Graphium handles research notes and, when AI features are used, third-party LLM API keys. Key measures:

  • Content Security Policy — the desktop webview ships with a restrictive CSP (src-tauri/tauri.conf.json, app.security.csp). script-src is 'self' only, so injected <script> from note content, imported URLs, or AI output cannot execute. img-src/connect-src allow https: because the app renders arbitrary bookmark/OG images and fetches user-pasted URLs for link previews.
  • Loopback-only local API — the desktop sidecar and the local server bind to 127.0.0.1 (v0.16.10+; override with GRAPHIUM_BIND_HOST), so the mostly unauthenticated local API is not reachable from other machines.
  • No central account service — the hosted PWA is a static site with no backend of ours; your data stays in your chosen storage location and your keys stay on your device.
  • Constrained desktop commands — the Tauri commands exposed to the webview are scoped to their purpose. Process termination is limited to Graphium's own sidecar process, and file save goes through a native save dialog rather than accepting an arbitrary path from JavaScript.

Key storage & threat model

AI features require a third-party LLM API key (Anthropic, OpenAI, a self-hosted endpoint, etc.).
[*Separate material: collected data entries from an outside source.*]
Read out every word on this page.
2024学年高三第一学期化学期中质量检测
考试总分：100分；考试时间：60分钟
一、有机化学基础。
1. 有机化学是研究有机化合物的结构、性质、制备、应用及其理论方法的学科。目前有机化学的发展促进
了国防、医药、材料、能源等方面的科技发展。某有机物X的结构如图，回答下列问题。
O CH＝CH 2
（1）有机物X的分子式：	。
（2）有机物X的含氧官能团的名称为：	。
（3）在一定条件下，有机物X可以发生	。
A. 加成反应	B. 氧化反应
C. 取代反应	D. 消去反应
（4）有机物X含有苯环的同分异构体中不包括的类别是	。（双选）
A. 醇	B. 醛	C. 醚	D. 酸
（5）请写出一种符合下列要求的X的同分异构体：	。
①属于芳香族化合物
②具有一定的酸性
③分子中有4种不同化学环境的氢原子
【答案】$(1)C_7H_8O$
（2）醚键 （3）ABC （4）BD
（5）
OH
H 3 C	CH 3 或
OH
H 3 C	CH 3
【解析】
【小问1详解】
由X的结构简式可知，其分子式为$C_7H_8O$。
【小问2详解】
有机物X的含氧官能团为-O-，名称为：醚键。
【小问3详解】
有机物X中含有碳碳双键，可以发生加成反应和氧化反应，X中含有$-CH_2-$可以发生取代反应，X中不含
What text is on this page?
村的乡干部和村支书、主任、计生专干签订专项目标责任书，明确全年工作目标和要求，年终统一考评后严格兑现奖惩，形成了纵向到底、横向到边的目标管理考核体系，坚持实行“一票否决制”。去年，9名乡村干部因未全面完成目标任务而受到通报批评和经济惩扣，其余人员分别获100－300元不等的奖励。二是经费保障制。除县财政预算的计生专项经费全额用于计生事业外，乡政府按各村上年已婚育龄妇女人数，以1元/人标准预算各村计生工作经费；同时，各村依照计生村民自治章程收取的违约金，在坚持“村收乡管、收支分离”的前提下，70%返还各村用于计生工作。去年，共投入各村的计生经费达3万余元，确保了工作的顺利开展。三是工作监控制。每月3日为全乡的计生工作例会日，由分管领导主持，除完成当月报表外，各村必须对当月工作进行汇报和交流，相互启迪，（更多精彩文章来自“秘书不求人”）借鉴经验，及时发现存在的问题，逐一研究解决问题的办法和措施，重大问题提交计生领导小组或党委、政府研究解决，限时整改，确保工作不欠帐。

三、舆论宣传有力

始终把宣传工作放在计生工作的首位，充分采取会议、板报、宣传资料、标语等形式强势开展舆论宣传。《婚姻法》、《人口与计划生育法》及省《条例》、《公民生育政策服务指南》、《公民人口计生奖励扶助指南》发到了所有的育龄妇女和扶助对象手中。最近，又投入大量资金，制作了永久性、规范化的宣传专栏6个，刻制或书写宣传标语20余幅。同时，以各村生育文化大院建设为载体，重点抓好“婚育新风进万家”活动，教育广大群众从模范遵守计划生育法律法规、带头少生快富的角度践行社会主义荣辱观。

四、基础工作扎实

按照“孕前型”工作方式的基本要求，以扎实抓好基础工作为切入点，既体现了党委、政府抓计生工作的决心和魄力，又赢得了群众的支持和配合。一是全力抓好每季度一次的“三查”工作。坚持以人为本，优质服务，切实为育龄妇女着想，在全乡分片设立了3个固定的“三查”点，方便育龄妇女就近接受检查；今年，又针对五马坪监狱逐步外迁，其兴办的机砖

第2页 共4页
Where that key rests depends on how you run Graphium. In every case the key is only ever sent to the LLM provider you configured — never to a Graphium-operated server.

macOS desktop (Tauri)

  • Keys are stored in the macOS Keychain (service com.graphium.app, account = model id) via the security CLI, not on disk in plaintext.
  • On first run, an existing models.json that still contains a plaintext apiKey is migrated into the Keychain and the field is stripped from the file.

Windows / Linux desktop (Tauri)

  • The OS-Keychain path is macOS-specific. On Windows and Linux, keys are currently stored in plaintext in the sidecar's models.json (<app data>/com.graphium.app/server-data/models.json).
  • Mitigations we recommend until a platform credential store is wired up:
    • Enable full-disk encryption (BitLocker on Windows, LUKS on Linux).
    • Use a dedicated, scoped API key with a spending cap for Graphium, so a leaked key has a bounded blast radius and can be revoked independently.
  • Wiring Windows Credential Manager / libsecret into the same code path is on the roadmap.

Web (GitHub Pages) and self-hosted

  • The PWA has no server of ours. When AI features run against a local/remote server, the browser holds keys in localStorage (plaintext) and sends them to that server per request via the X-LLM-API-Key header (a passthrough to the upstream LLM API, not authentication for Graphium).
  • Because a key lives in localStorage, any XSS on the page origin could read it — this is the main reason the desktop build enforces a CSP and the reason we recommend:
    • Use a short-lived / disposable API key with a spending cap.
    • Serve the app only over origins you trust.
  • Docker / self-hosted: the local API has no built-in user auth. Bind it to loopback or keep it behind your own boundary (VPN/LAN/reverse proxy), and set GRAPHIUM_AUTH_TOKEN if you expose it beyond your own machine. See docs/ARCHITECTURE.md §6.1 for the full trust model.

Disclosure Policy

We follow a coordinated disclosure process. Please allow us reasonable time to address the issue before public disclosure.